Builders Face Fury as Square Torn Apart Amid Georgia Demo

Protesters in Tbilisi
Protesters are gathered at Lado Gudiashvili Square for the protection of historic buildings in Tbilisi. The blue balcony mansion in the background is known for its links Russian poet Mikhail Lermontov. Source: Helena Bedwell via Bloomberg

The builders have arrived in one of the oldest parts of town and people are nervous. Workers dressed in yellow vests and helmets are busy hammering the walls inside a blue building in Georgia’s capital Tbilisi.

A crowd gathers in the square, named for one of the country’s best-known artists, Lado Gudiashvili. There have been protests here demanding the preservation of the 1830s mansion, where Russian poet Mikhail Lermontov once stayed. A Facebook page protesting its demolition has been liked by more than 1,300 people. Was it all in vain?

The developers insist that the plan is to restore the area rather than demolish anything. Still, the conflict shows the sensitivity of conservation versus construction in the Black Sea nation that wants to modernize as well as attract tourists.

“It’s a disaster,” says conservationist Nato Tsintsabadze. “This beautiful building and its neighborhood is on the verge of destruction. The public protests are absolutely necessary as cultural tourism is destroyed by poor planning.”

As the builders hammer away, an old poster dangles across the street, saying “Save and Secure Gudiashvili!” During the protest, more than 1,000 people gathered, sometimes in freezing winter days. Some danced and read poetry in events organized by Tiflis Hamkari, a non-profit, non-governmental group.

Before the builders start work, Tsintsabadze takes me to a wooden balcony area. Here, archaeologists found the remains of Roman Baths. In her opinion, they have been badly renovated. The stone-columned house is one of the earliest attempts to merge Tbilisi architecture with Russian Classicism. Until recently it housed offices of the Literaturuli Sakartvelo newspaper.

Underground Parking

“We are taking down the valuable ornaments,” says Natia Qarqashadze, a project coordinator at Paul Shuler and Irao Group. “We are saving what we can and will reuse them. We will restore other elements and plan underground parking not under the actual building, rather in its yard.”

Tbilisi Development Fund, founded in 2010, also dismisses the accusations.

“We spend as much as $3 million annually,” the fund’s chief Giorgi Sabanadze says in an interview. “Some buildings haven’t been touched in 80 years and their crumbling condition is alarming. No major changes are planned around the square, and the balcony building will be restored to its original look.”

Tourism is an important part of Georgia’s revitalization, which began in 2003, when President Mikheil Saakashvili came to power in the Rose Revolution.

Silk Road

The nation of 4.5 million people on the Silk Road has also been trying to restore its economy after a five-day war in 2008 over the region of South Ossetia. Georgia’s $14.4 billion economy grew 7 percent in 2011, according to March preliminary estimates.

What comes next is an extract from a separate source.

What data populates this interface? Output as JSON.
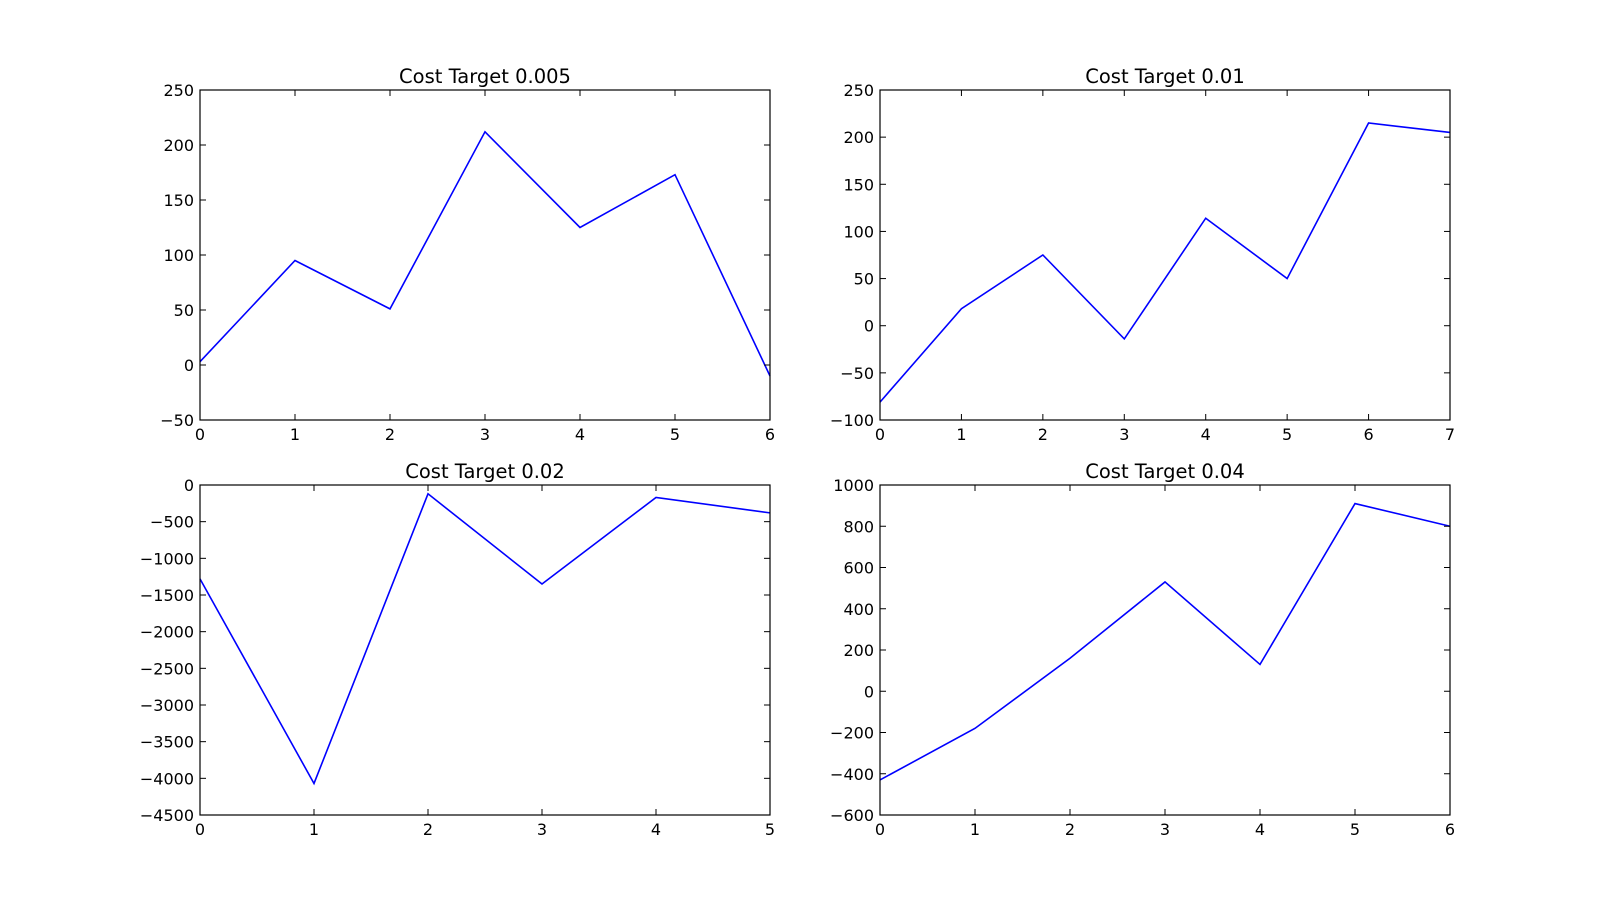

Georgia was ranked the world’s third-fastest growing tourist destination last year, with a 39 percent increase in arrivals, the World Tourism Barometer said in March. There was a threefold increase in Russian arrivals in the first quarter and more than 3 million visitors are forecast to arrive this year.

The National Tourist Agency says that about half visit Tbilisi. Tourism may contribute 11 percent to economic output over the next few years, up from 7 percent, according to Vera Koala, economy and sustainable development minister.

While the municipality has power to stop the aggressive reconstruction that started about 2007, it lacks the expertise, says Tsintsabadze, who is Secretary General of ICOMOS Georgia, International Council of Monuments and Sites.

Entertainment Tourism

Some archeological findings are now completely lost after the municipality reworked the area of old district of Abanotubani, she says. Soon there will be only “entertainment tourism” like Las Vegas and no history to see.

“Builders came with bulldozers and simply wiped out that old heritage, just like that,” she says. “They recklessly demolish or construct fake buildings that may look old, but have nothing to do with that.”

“I don’t believe that they won’t change the image,” says Tiflis Hamkari’s head Aleko Elisashvili. “They’ve already violated the rules of how real reconstruction should be done.” After the first protest, a plan for a glass construction and modern shopping mall was dropped, he says.

Since 1999, the United Nations Educational, Scientific and Cultural Organization hasn’t added to Georgia’s list of three cultural heritage sites. One of those, Bagrati-Gelati’s restoration, was temporarily on hold as demanded by UNESCO, but now is being reconstructed in full under UNESCO supervision and advice, says Nika Rurua, Georgia’s Minister of Culture and Monument Protection of Georgia.

“I don’t agree that the renovations of old areas of Tbilisi is damaging, he says, pointing to buildings on one of the oldest streets, Aghmashenebeli Avenue. “They were not just in terrible condition but also dangerous.”

Not everyone is so sure.

“We do have valuable cultural heritage monuments but no knowledge of their management,” Tsintsabadze says. “I worry that our children will be left with nothing to be proud of.”